How I was fooled with synthetic leather

In the first week of January this year, 2019, I went to the car dealer to pick up my new car. I deliberately chose for an electric car with a reasonable cruising range of approximately 250-280 real kilometres to support the move towards less CO2 emissions. Working for Smit & zoon, a 7th generation family business with a core focus to make the leather industry more sustainable, it is logical that I wanted leather in my car. What should have been a nice moment, turned out to be an initial disappointment because my car was delivered with plastic instead of leather.  

Please read my personal story. 

When I ordered the car in May 2018 (electric cars are popular in the Netherlands with many months waiting time till delivery as a consequence) I chose for a standard OEM package with a combination of leather and textile as I did not like the alternative combination of leather and alcantara. In the brochure I received at the time of purchasing, the upholstery was nicely described as leather/eco textile and also described this way in the initial price offer. 
When I arrived at the car dealer last week, the car was wrapped under a red sheet as a surprise. Regretfully the surprise was that the seats where covered with plastic and textile. Instead of a nice full handle with touch and warmth, I felt a thin sheet with no touch, no character at all. I was fooled with plastic!

When I asked the dealer why he did not put leather in but plastic, he reacted with astonishment. But Sir, this is what you ordered. This is synthetic leather! I was flabbergasted and explained to him the difference between leather and synthetic material and the fact that I would never have chosen for a non sustainable material like plastic. And asked him why he was wrong in how he labelled leather at the time I bought the car?

Today I checked the website of the OEM again and noticed that they do write ‘synthetic leather’ now. It seems they learned, although still I would argue that they should put a different name for ‘synthetic leather’ and be open that this material is plastic. It is now up to me to solve this situation with the dealer and or via the aftermarket. Also in the aftermarket, I notice that mostly ‘eco leathers’ are offered, which is nothing else than plastic, promoted as an eco alternative for leather. It is rather challenging to get leather at all!

Many people including myself choose for leather because of the unique characteristics and the fact that it is long lasting, repairable and in the case of car leather, easy to clean. If this ‘fooling’ can happen to me, it might happen to you as well? If so, I am interested to hear your story. 

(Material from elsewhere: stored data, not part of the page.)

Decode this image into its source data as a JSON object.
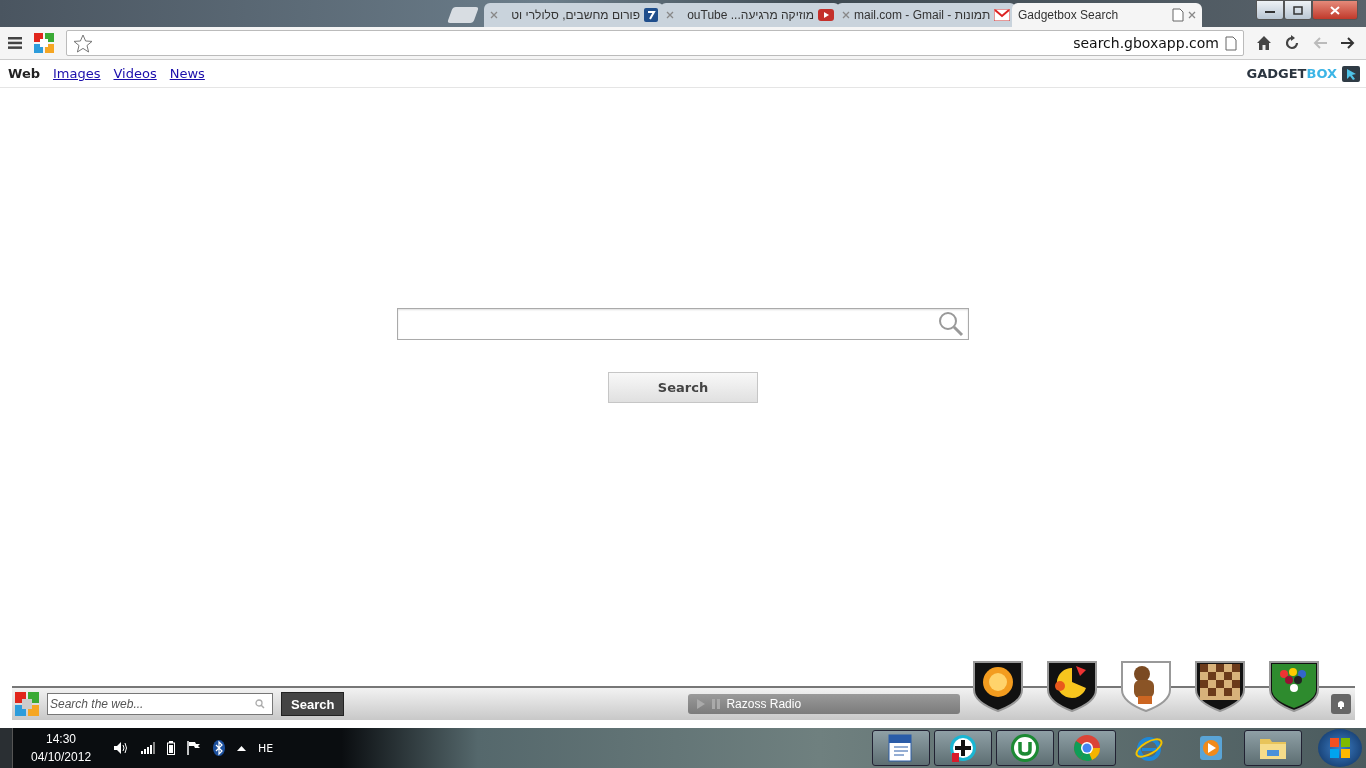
{
  "tabs": [
    {
      "kind": "forum",
      "title": "פורום מחשבים, סלולרי וט",
      "selected": false
    },
    {
      "kind": "video",
      "title": "ouTube ...מוזיקה מרגיעה",
      "selected": false
    },
    {
      "kind": "mail",
      "title": "mail.com - Gmail - תמונות",
      "selected": false
    },
    {
      "kind": "page",
      "title": "Gadgetbox Search",
      "selected": true
    }
  ],
  "address": "search.gboxapp.com",
  "nav": [
    {
      "label": "Web",
      "selected": true
    },
    {
      "label": "Images",
      "selected": false
    },
    {
      "label": "Videos",
      "selected": false
    },
    {
      "label": "News",
      "selected": false
    }
  ],
  "logo": [
    "GADGET",
    "BOX"
  ],
  "search": {
    "button": "Search"
  },
  "toolbar": {
    "placeholder": "Search the web...",
    "button": "Search",
    "radio": "Razoss Radio",
    "games": [
      {
        "kind": "ball"
      },
      {
        "kind": "chomper"
      },
      {
        "kind": "figure"
      },
      {
        "kind": "checkers"
      },
      {
        "kind": "pool"
      }
    ]
  },
  "taskbar": {
    "time": "14:30",
    "date": "04/10/2012",
    "language": "HE",
    "apps": [
      {
        "kind": "document",
        "running": true
      },
      {
        "kind": "plus",
        "running": true
      },
      {
        "kind": "torrent",
        "running": true
      },
      {
        "kind": "browser",
        "running": true
      },
      {
        "kind": "explorer-e",
        "running": false
      },
      {
        "kind": "media",
        "running": false
      },
      {
        "kind": "folder",
        "running": true
      }
    ]
  }
}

One of the risks we face as an industry is that consumers think they buy leather, later on experience that the product does not offer the characteristics they expect from leather and as a result loose their confidence in leather and stop buying the next time. This is what is happening in shoes, in upholstery, in bags and in automotive for several years already. Slowly, slowly leather is substituted by plastic, deteriorating our oceans.  

I write this blog, because this is just another wake up call for me personally and for the leather industry. Are we going to relax, sit back and enjoy the free ride on plastic chairs? Or are we going to stand up, be proud and bold about leather, unite, support and fund initiatives like Leather Naturally, their intended promotion campaign and other alternatives and organisations focussing on regulations (like Cotance) and many others that promote and protect leather and the unique characteristics? Furthermore, it remains a challenge to our industry to develop, produce and market leather as a luxury product with strong benefits. I also experienced that we as people working in the leather industry have an own responsibility and great opportunity in educating people we see and meet in industries that sell plastic and take a free ride on the image of leather. 

What more proof is needed to realize that we need to collaborate to develop, produce and promote leather as a unique material?